Animation Synthesis Triggered by Vocal Mimics
Adrien Nivaggioli (LIX), Damien Rohmer (LIX)

TL;DR
This paper introduces a novel method for controlling animations through vocal mimicry of onomatopoeia sounds, enabling natural and flexible synchronization of animation events with user-recorded soundtracks.
Contribution
It presents an automatic analysis and synthesis approach that links voice mimics to specific animation events, allowing multiple stories and characters to be controlled with recorded sound sequences.
Findings
Effective automatic sound analysis for event detection
Flexible animation control using voice mimics
Multiple story and character generation demonstrated
Abstract
We propose a method leveraging the naturally time-related expressivity of our voice to control an animation composed of a set of short events.
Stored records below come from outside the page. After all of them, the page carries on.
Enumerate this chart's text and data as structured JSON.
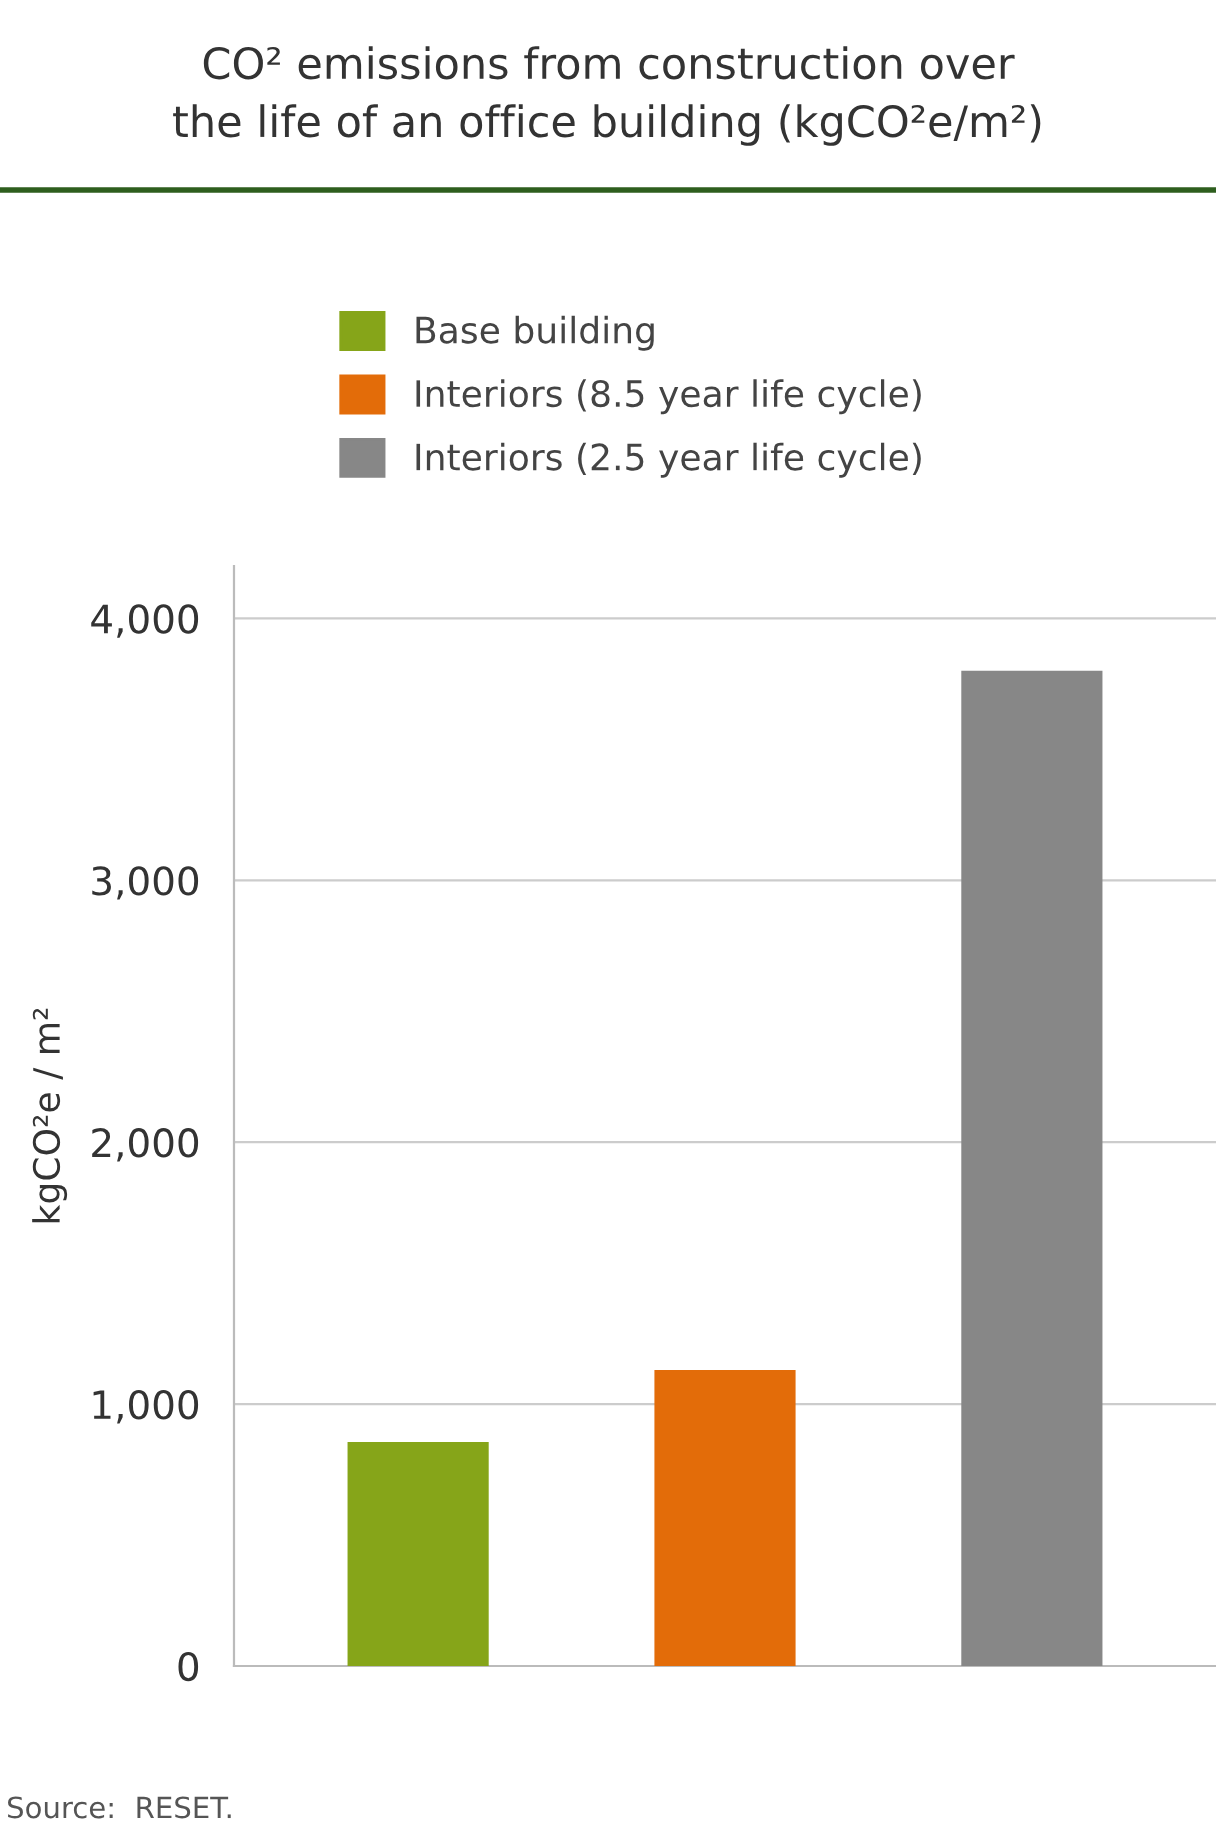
{
  "chart_data": {
    "type": "bar",
    "title": "CO² emissions from construction over\nthe life of an office building (kgCO²e/m²)",
    "ylabel": "kgCO²e / m²",
    "categories": [
      null,
      null,
      null
    ],
    "series": [
      {
        "name": "Base building",
        "color": "#86a519",
        "values": [
          855,
          null,
          null
        ]
      },
      {
        "name": "Interiors (8.5 year life cycle)",
        "color": "#e36c09",
        "values": [
          null,
          1130,
          null
        ]
      },
      {
        "name": "Interiors (2.5 year life cycle)",
        "color": "#878787",
        "values": [
          null,
          null,
          3800
        ]
      }
    ],
    "ylim": [
      0,
      4200
    ],
    "yticks": [
      {
        "value": 0,
        "label": "0"
      },
      {
        "value": 1000,
        "label": "1,000"
      },
      {
        "value": 2000,
        "label": "2,000"
      },
      {
        "value": 3000,
        "label": "3,000"
      },
      {
        "value": 4000,
        "label": "4,000"
      }
    ],
    "grid": "y",
    "legend": "top",
    "annotations": [
      "Source:  RESET."
    ]
  }
}
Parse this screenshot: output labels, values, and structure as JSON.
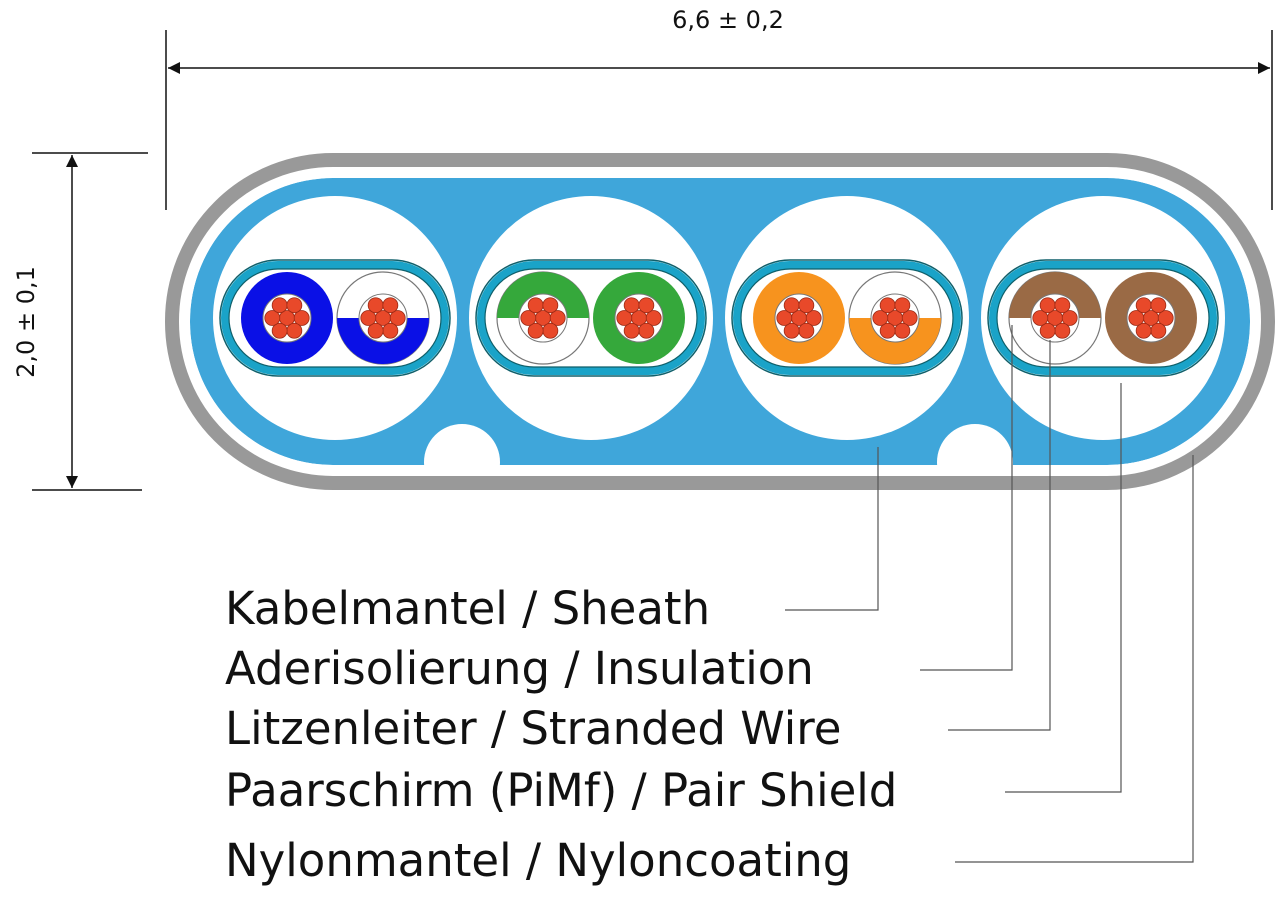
{
  "dimensions": {
    "width_label": "6,6 ± 0,2",
    "height_label": "2,0 ± 0,1"
  },
  "colors": {
    "sheath": "#999999",
    "nylon": "#3fa6da",
    "shield": "#1aa3c8",
    "conductor": "#e8492a"
  },
  "pairs": [
    {
      "color": "#0a10e6",
      "wires": [
        "solid",
        "white-bottom"
      ]
    },
    {
      "color": "#35a83b",
      "wires": [
        "white-top",
        "solid"
      ]
    },
    {
      "color": "#f7931e",
      "wires": [
        "solid",
        "white-bottom"
      ]
    },
    {
      "color": "#9a6a45",
      "wires": [
        "white-top",
        "solid"
      ]
    }
  ],
  "labels": [
    "Kabelmantel / Sheath",
    "Aderisolierung / Insulation",
    "Litzenleiter / Stranded Wire",
    "Paarschirm (PiMf) / Pair Shield",
    "Nylonmantel / Nyloncoating"
  ]
}
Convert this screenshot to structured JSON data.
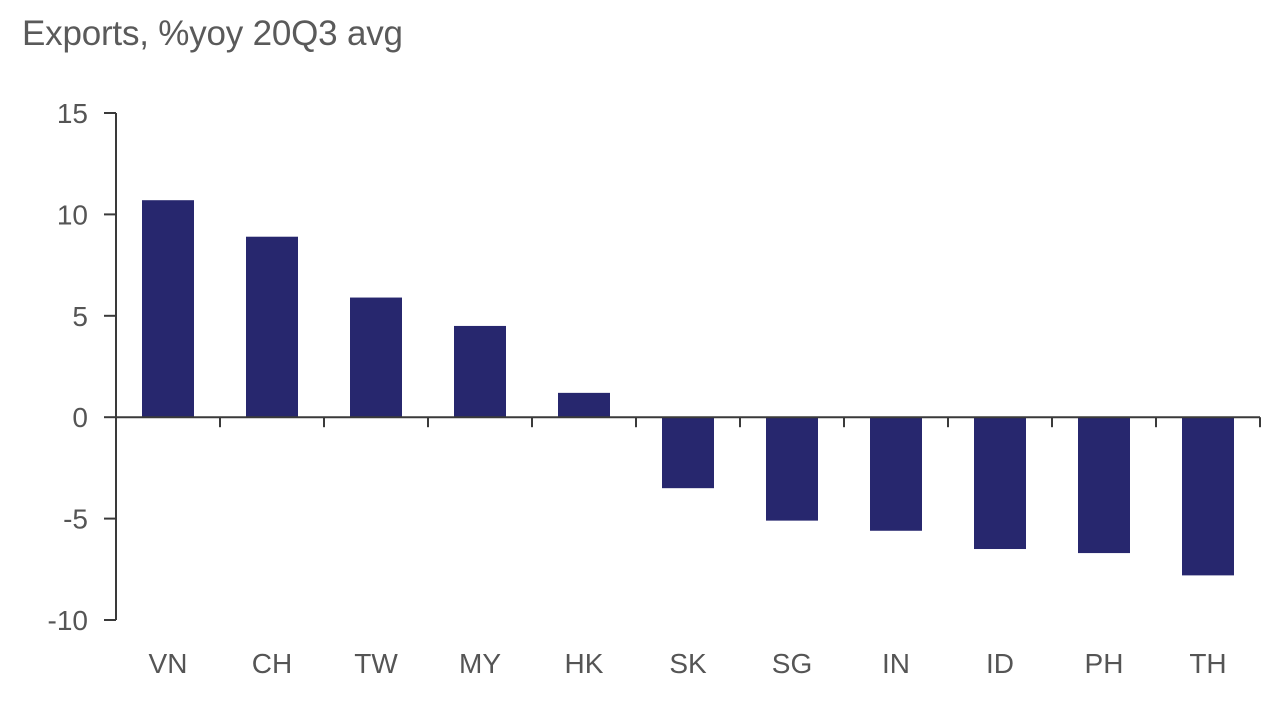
{
  "chart_data": {
    "type": "bar",
    "title": "Exports, %yoy 20Q3 avg",
    "xlabel": "",
    "ylabel": "",
    "categories": [
      "VN",
      "CH",
      "TW",
      "MY",
      "HK",
      "SK",
      "SG",
      "IN",
      "ID",
      "PH",
      "TH"
    ],
    "values": [
      10.7,
      8.9,
      5.9,
      4.5,
      1.2,
      -3.5,
      -5.1,
      -5.6,
      -6.5,
      -6.7,
      -7.8
    ],
    "ylim": [
      -10,
      15
    ],
    "yticks": [
      "15",
      "10",
      "5",
      "0",
      "-5",
      "-10"
    ],
    "grid": false,
    "legend": "none",
    "bar_color": "#27276e",
    "axis_color": "#3a3a3a"
  }
}
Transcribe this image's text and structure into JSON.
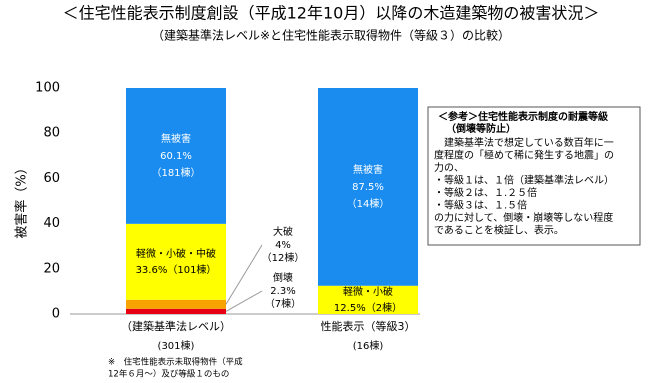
{
  "chart_data": {
    "type": "stacked_bar",
    "title": "＜住宅性能表示制度創設（平成12年10月）以降の木造建築物の被害状況＞",
    "subtitle": "（建築基準法レベル※と住宅性能表示取得物件（等級３）の比較）",
    "y_label": "被害率（%）",
    "categories": [
      "（建築基準法レベル）",
      "性能表示（等級3）"
    ],
    "category_counts": [
      "(301棟)",
      "(16棟)"
    ],
    "ylim": [
      0,
      100
    ],
    "yticks": [
      0,
      20,
      40,
      60,
      80,
      100
    ],
    "series": [
      {
        "name": "倒壊",
        "color": "#e60012",
        "values": [
          2.3,
          0
        ],
        "value_labels": [
          "2.3%",
          null
        ],
        "counts": [
          "（7棟）",
          null
        ]
      },
      {
        "name": "大破",
        "color": "#f7a300",
        "values": [
          4,
          0
        ],
        "value_labels": [
          "4%",
          null
        ],
        "counts": [
          "（12棟）",
          null
        ]
      },
      {
        "labels": [
          "軽微・小破・中破",
          "軽微・小破"
        ],
        "color": "#ffff00",
        "values": [
          33.6,
          12.5
        ],
        "value_labels": [
          "33.6%",
          "12.5%"
        ],
        "counts": [
          "（101棟）",
          "（2棟）"
        ]
      },
      {
        "name": "無被害",
        "color": "#1a8cf0",
        "values": [
          60.1,
          87.5
        ],
        "value_labels": [
          "60.1%",
          "87.5%"
        ],
        "counts": [
          "（181棟）",
          "（14棟）"
        ]
      }
    ],
    "footnote": [
      "※　住宅性能表示未取得物件（平成",
      "12年６月～）及び等級１のもの"
    ],
    "note": {
      "title": [
        "＜参考＞住宅性能表示制度の耐震等級",
        "（倒壊等防止）"
      ],
      "lines": [
        "　建築基準法で想定している数百年に一",
        "度程度の「極めて稀に発生する地震」の",
        "力の、",
        "・等級１は、１倍（建築基準法レベル）",
        "・等級２は、１.２５倍",
        "・等級３は、１.５倍",
        "の力に対して、倒壊・崩壊等しない程度",
        "であることを検証し、表示。"
      ]
    }
  }
}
The user records itself mimicking onomatopoeia sounds such as "Tick", "Pop", or "Chhh" which are associated with specific animation events. The recorded soundtrack is automatically analyzed to extract every instant and types of sounds. We finally synthesize an animation where each event type and timing correspond with the soundtrack. In addition to being a natural way to control animation timing, we demonstrate that multiple stories can be efficiently generated by recording different voice sequences. Also, the use of more than one soundtrack allows us to control different characters with overlapping actions.